[Haskell-cafe] Limits of deduction

Stefan Holdermans stefan at cs.uu.nl
Sun May 13 02:38:34 EDT 2007


Andrew,

Jules wrote:

> It's computationally impossible, in general. I can write something  
> silly like
>
> f (x:xs) = x : (UniversalTuringMachine(x) `seq` xs)
>
> and it reduces to the halting problem.
>
> However, it might be tractable for a large class of sensible  
> programs. Someone around here might be aware of some relevant  
> research?

This is rather typical in the field of program analysis.
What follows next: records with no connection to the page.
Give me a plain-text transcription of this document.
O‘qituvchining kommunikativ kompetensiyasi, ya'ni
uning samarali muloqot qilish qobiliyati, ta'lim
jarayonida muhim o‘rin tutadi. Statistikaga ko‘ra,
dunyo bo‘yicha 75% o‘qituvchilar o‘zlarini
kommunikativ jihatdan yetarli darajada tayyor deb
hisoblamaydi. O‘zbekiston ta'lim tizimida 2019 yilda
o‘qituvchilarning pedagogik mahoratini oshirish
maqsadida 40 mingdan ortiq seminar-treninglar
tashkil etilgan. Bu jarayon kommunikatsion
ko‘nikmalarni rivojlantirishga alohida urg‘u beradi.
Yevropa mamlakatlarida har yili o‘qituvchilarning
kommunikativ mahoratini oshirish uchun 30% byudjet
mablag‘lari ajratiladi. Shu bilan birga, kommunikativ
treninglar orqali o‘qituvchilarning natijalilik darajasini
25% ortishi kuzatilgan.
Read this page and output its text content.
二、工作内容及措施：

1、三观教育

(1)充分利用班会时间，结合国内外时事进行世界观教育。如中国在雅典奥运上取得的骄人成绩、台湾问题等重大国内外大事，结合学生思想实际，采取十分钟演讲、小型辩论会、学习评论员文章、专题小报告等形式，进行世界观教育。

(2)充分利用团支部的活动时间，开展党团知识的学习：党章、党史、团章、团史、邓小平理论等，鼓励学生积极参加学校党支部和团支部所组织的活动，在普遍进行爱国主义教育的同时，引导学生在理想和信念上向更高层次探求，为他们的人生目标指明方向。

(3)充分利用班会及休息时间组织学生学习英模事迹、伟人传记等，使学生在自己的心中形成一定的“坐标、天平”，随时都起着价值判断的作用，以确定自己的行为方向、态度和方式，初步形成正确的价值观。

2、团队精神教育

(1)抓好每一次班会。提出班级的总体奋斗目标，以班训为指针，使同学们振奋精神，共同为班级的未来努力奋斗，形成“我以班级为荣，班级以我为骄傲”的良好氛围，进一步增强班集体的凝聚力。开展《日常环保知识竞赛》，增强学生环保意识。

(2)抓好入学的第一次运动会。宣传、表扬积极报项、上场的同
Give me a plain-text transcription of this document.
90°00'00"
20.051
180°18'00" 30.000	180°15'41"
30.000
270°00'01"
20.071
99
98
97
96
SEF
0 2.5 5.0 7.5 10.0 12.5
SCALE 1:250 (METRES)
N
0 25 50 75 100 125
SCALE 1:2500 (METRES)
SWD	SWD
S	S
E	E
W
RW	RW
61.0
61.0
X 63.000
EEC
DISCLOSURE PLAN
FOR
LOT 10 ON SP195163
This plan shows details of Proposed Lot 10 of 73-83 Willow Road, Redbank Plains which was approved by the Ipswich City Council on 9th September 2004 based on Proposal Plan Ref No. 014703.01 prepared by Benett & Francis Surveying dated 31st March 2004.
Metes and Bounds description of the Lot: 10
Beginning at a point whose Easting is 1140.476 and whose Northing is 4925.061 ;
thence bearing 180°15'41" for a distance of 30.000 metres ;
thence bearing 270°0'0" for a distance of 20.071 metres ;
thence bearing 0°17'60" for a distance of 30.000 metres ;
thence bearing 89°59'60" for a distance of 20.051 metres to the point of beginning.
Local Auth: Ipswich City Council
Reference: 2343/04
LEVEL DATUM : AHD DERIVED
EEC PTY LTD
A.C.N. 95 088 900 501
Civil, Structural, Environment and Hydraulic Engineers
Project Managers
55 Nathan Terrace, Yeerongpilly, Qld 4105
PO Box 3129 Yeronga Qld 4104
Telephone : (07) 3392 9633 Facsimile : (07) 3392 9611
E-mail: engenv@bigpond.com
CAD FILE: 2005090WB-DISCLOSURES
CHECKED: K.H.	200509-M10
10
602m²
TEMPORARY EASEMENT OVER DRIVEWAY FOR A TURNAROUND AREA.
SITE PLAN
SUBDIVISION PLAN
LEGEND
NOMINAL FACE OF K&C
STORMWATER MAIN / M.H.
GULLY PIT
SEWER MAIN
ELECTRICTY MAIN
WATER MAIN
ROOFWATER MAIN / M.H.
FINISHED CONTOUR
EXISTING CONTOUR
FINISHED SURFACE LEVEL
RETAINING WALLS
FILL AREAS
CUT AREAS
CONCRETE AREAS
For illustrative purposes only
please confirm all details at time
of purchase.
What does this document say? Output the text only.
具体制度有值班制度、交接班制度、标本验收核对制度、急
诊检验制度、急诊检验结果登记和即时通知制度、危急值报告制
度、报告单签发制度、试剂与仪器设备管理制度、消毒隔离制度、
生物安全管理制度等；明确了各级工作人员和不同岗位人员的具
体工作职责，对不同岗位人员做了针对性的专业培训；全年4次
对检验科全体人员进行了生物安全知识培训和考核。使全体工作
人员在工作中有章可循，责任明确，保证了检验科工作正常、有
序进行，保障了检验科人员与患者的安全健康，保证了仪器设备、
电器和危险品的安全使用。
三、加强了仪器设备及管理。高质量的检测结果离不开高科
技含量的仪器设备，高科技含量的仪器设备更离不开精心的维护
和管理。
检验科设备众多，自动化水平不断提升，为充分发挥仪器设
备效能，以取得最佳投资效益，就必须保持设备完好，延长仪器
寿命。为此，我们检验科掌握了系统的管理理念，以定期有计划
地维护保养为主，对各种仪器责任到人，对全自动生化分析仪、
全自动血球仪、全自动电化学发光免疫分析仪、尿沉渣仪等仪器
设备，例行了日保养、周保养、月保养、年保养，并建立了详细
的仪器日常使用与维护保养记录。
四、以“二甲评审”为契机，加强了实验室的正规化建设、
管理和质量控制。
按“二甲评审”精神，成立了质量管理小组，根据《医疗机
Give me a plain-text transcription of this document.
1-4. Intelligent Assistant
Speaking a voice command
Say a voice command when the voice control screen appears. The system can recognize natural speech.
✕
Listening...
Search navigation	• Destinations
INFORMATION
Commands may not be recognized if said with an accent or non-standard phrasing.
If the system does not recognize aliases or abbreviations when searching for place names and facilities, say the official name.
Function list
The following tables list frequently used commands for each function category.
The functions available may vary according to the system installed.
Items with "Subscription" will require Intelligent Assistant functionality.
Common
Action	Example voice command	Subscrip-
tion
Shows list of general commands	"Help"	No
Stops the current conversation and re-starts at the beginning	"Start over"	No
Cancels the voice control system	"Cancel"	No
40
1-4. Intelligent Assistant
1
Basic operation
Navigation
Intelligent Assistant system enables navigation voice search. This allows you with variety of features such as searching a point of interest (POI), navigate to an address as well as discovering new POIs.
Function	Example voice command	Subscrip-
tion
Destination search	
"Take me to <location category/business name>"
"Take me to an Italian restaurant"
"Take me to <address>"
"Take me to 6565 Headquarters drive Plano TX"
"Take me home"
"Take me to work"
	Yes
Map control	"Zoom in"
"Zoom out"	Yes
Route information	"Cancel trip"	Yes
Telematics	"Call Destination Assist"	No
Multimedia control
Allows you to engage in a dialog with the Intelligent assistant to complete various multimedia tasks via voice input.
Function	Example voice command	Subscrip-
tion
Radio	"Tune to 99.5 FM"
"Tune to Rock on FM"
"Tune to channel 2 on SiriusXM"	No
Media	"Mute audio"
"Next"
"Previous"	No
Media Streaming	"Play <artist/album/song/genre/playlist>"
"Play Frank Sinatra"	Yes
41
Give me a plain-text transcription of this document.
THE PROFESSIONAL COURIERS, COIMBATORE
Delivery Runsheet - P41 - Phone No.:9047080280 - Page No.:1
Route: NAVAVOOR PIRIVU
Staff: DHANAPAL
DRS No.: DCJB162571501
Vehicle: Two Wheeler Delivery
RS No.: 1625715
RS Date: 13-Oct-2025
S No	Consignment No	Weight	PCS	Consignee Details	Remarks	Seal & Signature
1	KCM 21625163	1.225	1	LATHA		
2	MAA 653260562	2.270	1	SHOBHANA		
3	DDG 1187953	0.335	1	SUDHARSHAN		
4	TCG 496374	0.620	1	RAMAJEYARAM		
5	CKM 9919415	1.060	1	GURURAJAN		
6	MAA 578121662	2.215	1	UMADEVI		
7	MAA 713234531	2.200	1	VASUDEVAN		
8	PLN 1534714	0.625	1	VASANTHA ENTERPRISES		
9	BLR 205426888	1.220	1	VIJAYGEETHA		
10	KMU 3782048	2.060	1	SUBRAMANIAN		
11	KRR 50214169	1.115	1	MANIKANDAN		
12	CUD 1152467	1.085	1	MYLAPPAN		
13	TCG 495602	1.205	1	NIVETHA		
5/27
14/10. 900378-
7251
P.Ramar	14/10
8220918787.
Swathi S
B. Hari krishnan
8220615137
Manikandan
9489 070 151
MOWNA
Getting the  
analysis precise is impossible and reduces to solving the halting  
problem. So, the next best thing is to get an approximate answer. An  
import design guideline to such an analysis is "to err on the safe  
side". That means you'll end up either

- with an analysis that tells you that a given function *is  
guaranteed to* inspect all elements of its argument list or else that  
the function *may* inspect less elements; or

- with an analysis that tells you that a given function *is  
guaranteed to* not inspect all elements of its argument list or else  
that the function *may* inspect all elements.

Of course, it depends on your needs which of these modalities suits  
you best.

I am not aware of any work on exactly this type of analysis, but you  
may want to have a look at strictness analysis first; I think there's  
quite some overlap with what you are trying to achieve.